Maybe it isn't always better to be rich. Wealthy people these days seem to worry more about the future than those who may be out of work.
Consider the folks in Monaco, nestled snugly in their mansions on the Riviera. More than half of Monacans who have £1 million ($2.13 million) to invest fear the global economy will head downhill in the next five years, according to a survey by Barclays.
These people should worry in the constitutional monarchy where they live to avoid income taxes and then throw away some of the savings in the casino?
In fact, their money worries are shared by rich people around the world, says the survey by the wealth management unit of London-based Barclays.
In Japan, 35 per cent of those with £1 million or more to invest believe the economy will deteriorate in the next five years. In the US, the figure is 25 per cent.

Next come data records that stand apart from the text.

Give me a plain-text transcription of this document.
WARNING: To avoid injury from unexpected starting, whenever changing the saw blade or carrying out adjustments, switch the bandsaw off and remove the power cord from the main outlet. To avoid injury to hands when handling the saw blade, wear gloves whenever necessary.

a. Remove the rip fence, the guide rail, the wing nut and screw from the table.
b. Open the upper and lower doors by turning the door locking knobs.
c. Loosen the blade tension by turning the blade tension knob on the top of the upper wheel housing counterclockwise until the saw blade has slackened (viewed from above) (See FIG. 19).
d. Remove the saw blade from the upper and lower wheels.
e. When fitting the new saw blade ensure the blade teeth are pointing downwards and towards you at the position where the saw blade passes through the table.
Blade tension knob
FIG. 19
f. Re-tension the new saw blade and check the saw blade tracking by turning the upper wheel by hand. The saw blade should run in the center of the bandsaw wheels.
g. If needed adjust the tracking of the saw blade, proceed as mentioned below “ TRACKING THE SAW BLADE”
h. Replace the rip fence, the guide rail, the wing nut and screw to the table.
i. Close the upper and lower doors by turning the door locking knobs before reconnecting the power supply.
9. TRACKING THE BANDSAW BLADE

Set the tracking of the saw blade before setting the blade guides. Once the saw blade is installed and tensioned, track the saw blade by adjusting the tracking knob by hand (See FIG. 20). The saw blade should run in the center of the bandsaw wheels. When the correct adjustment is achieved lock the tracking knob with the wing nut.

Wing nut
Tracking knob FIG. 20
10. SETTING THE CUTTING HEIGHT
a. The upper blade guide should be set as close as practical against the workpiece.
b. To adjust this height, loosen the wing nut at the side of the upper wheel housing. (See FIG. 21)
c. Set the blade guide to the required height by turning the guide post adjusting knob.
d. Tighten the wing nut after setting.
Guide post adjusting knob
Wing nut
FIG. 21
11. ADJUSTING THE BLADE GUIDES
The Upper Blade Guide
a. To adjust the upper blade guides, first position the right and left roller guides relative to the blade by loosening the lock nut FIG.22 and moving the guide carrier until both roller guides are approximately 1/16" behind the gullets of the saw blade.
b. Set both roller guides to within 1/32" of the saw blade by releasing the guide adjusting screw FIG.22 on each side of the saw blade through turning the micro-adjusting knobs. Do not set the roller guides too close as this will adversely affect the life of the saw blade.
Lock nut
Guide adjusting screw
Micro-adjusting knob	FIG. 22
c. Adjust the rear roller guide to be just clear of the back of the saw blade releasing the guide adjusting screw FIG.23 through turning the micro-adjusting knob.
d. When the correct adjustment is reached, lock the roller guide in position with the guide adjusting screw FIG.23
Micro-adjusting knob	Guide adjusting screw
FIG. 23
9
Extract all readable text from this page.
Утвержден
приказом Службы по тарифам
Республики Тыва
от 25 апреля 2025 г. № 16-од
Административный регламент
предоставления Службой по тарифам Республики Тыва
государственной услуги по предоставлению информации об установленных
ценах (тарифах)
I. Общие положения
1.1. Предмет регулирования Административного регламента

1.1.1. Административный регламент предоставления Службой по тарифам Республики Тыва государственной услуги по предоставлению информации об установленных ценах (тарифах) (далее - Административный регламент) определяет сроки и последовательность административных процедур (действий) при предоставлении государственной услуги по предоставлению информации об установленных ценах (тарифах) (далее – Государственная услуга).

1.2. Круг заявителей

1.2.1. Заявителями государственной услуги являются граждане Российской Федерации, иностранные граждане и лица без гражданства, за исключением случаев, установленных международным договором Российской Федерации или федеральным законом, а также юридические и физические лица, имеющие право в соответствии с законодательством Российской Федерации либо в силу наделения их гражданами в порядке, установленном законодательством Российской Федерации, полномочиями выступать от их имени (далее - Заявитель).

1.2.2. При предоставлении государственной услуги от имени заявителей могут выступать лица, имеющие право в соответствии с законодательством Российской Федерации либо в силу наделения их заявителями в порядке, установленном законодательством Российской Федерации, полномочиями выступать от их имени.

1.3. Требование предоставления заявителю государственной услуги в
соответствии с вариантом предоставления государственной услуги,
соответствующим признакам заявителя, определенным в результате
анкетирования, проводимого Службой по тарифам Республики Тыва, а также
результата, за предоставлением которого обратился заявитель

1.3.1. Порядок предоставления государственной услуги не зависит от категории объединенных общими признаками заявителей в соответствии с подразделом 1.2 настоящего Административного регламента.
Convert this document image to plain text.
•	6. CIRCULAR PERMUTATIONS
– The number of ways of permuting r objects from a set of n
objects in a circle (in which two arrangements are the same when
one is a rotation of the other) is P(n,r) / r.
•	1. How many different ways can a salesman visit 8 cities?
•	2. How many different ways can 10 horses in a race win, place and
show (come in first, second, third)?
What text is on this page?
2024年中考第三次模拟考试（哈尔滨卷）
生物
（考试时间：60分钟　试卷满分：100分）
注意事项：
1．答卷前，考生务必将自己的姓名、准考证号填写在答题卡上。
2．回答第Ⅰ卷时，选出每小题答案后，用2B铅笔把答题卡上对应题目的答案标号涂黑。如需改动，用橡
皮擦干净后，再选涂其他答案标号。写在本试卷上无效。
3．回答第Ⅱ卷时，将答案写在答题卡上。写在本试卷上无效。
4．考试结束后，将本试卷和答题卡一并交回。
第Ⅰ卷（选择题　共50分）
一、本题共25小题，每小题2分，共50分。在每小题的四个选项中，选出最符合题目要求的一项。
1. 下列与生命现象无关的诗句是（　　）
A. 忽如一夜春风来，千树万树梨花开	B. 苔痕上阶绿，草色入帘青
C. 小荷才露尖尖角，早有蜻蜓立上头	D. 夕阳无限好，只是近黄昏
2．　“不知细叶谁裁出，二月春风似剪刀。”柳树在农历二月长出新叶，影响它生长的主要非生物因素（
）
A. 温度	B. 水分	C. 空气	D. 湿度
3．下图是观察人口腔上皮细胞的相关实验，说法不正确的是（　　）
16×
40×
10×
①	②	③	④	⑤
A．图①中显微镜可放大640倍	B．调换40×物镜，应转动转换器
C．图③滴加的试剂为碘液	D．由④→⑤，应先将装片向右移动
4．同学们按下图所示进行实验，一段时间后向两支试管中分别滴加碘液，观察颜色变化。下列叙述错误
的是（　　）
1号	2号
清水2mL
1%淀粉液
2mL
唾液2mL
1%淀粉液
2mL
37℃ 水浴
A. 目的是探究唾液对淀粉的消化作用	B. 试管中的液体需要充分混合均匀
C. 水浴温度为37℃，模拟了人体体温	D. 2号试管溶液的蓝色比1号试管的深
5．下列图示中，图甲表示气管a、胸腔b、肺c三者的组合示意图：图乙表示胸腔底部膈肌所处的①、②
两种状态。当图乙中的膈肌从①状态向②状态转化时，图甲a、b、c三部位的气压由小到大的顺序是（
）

By contrast, American consumers - 9.9 per cent of whom are without jobs - are more optimistic about their economic future than at any time in the past 26 months.
The Conference Board's confidence index rose to 63.3 in May from 57.7 in April. The improved employment outlook was the key to the increase, though the index was still well below a peak of 111.9 in July 2007.
In Monaco, people may be distressed because they pay their bills and value their homes in the euro, which has fallen amid concerns about debts of other countries using that currency. Wealthy Japanese and Americans fret that the euro's disease will hurt banking and trade around the world.
The more you look at the Barclays survey, the odder the results seem. In checking with 2000 investors in 20 countries in February and March, the bank found that those with £10 million to invest were even more negative than those with a mere million.
What's more, 40 per cent of investors in Spain say they expect the global economy to expand, not deteriorate, in the coming five years. Spain is one of the European governments that may have to be bailed out by the European Union and the International Monetary Fund because of its high debt.
Maybe worrywarts would be less stressed-out if they could play the job market as adroitly as investment bankers Achintya Mangla and Aloke Gupte just did.
Last month, Merrill Lynch, the investment firm owned by Bank of America, lured the two away from JPMorgan. Now, JPMorgan has hired them back, Bloomberg News reported this week.
Mangla will be co-head of equity capital and derivatives markets for Asia, excluding Japan and Australia. Gupte will take charge of convertible bond underwriting in the Asia-Pacific area, the position Mangla had held.
Swell jobs, and you would suspect both bankers got substantial pay raises for moving and then not moving. Actually, Mangla and Gupte hadn't even reported to work at Merrill Lynch before JPMorgan hired them back.
In investment banking parlance, they had been on gardening leave. Nice duty.